The program launched in Houston in 2012 with just three stations and about 15 bikes; as of today, there are more than 150 stations across Houston. The organization said it began to grapple with its finances during the COVID-19 pandemic. Its annual ridership reached 300,000 trips and was not able to keep up with the operational costs.
"It’s really disappointing for all of us, it’s heartbreaking really," said James Llamas, Vice Chair of the Board of Directors of Bike Share. "So many people have put so much into this network, most of all our staff – they’ve really stepped up, especially over the last year."
Bike Share raised concerns that they needed help last October and thought they would shut down by the end of the year, but Llamas said they managed to stay afloat, nine months later. The program operates by using user revenue and sponsorships to cover operating costs, and grants and fundraising covered the organization’s expansion.
"Over the last several years, we’ve seen a slightly smaller share of the operating costs covered by that user revenue," said Llamas. "And at the same time, the advertising sponsorships have dried up since COVID – so where we used to be able to make up that gap in operating costs with advertising sponsorships – we’ve found the last couple of years, those just simply haven’t been available."
Last year, the organization was at 250,000 rides, but there was still a demand.

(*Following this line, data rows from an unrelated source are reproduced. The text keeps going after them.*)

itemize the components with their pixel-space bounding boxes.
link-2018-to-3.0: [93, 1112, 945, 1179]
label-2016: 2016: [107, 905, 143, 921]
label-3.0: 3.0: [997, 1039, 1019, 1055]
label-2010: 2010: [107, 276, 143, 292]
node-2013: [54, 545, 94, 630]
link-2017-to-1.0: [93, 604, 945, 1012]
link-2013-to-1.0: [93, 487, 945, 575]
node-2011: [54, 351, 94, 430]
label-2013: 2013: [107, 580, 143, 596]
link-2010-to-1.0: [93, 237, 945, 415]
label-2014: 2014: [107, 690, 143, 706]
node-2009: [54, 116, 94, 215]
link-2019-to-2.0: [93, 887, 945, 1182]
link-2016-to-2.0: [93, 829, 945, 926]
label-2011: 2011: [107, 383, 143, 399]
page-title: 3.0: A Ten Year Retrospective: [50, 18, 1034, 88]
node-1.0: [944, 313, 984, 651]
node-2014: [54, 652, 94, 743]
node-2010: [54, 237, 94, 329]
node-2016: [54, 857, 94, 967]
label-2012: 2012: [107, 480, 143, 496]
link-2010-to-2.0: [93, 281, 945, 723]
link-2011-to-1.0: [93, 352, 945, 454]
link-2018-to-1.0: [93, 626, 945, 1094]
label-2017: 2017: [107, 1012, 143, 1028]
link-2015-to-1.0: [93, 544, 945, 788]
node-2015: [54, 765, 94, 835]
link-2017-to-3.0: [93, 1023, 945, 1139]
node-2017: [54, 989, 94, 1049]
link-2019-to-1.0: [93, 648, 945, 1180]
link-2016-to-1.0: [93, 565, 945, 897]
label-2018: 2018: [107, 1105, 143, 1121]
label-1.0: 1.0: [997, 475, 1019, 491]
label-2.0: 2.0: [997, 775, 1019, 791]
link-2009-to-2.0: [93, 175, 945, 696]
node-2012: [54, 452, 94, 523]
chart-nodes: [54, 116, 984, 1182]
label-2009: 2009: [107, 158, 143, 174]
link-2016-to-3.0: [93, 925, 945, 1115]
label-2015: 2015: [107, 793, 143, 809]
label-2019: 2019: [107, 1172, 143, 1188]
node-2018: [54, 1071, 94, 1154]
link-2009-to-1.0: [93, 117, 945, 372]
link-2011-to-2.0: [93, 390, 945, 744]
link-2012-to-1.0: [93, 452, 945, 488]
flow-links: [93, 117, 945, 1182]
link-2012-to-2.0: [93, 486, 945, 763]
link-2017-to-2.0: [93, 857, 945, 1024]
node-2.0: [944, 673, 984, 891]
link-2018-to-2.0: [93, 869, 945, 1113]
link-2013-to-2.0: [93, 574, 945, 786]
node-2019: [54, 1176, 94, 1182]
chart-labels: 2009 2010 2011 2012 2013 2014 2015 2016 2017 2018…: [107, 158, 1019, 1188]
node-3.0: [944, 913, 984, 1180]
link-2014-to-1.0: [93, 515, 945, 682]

To keep up with operational costs, Bike Share suspended some of its stations and increased its prices. Initially, METRO Houston approved a partnership with BCycle to take over the program for a limited time while the organization figured out its next steps. Llamas said, unfortunately, the plan did fall through.
"They came back in April and said that they were not interested in collaborating, and then went out with a request for proposals for a smaller bike share system of their own," he said. "And so with that solution no longer available – we had some tough decisions to make."
Llamas said they were faced with a tough decision, but he wishes something could be done.
"We reached the end of our cash reserves and as drivers of the nonprofit, we need to responsibly wind it down, before we get to the point where we can no longer pay our bills and our staff."
The organization said some of its successful stations are around bike lanes, bayou trails, the five university and college campuses where stations are located, and the Texas Medical Center. In 2018, the organization developed a strategic plan, and within that plan was to bring equity in all Houston neighborhoods, especially serving residents who needed affordable transportation options.
Bike stations have been installed in Fifth Ward, East End, Third Ward, and more underserved communities in Houston. The organization has partnered with health clinics like Legacy Community Health, giving patients a one-year membership with BCycle.
"I’m still hopeful that a solution can be found to keep bike sharing going in Houston," said Llamas. "It’s been enormously successful, I think we’ve shown how BikeShare can work in a city like Houston."
The bike stations are still operating and per the city's request the equipment will not be removed, the organization said. Llamas said it would take the proper funding to continue the program.
“It would really be a shame to see all of that dismantled and so I’m hoping that a solution can be found for sustainable funding of this system."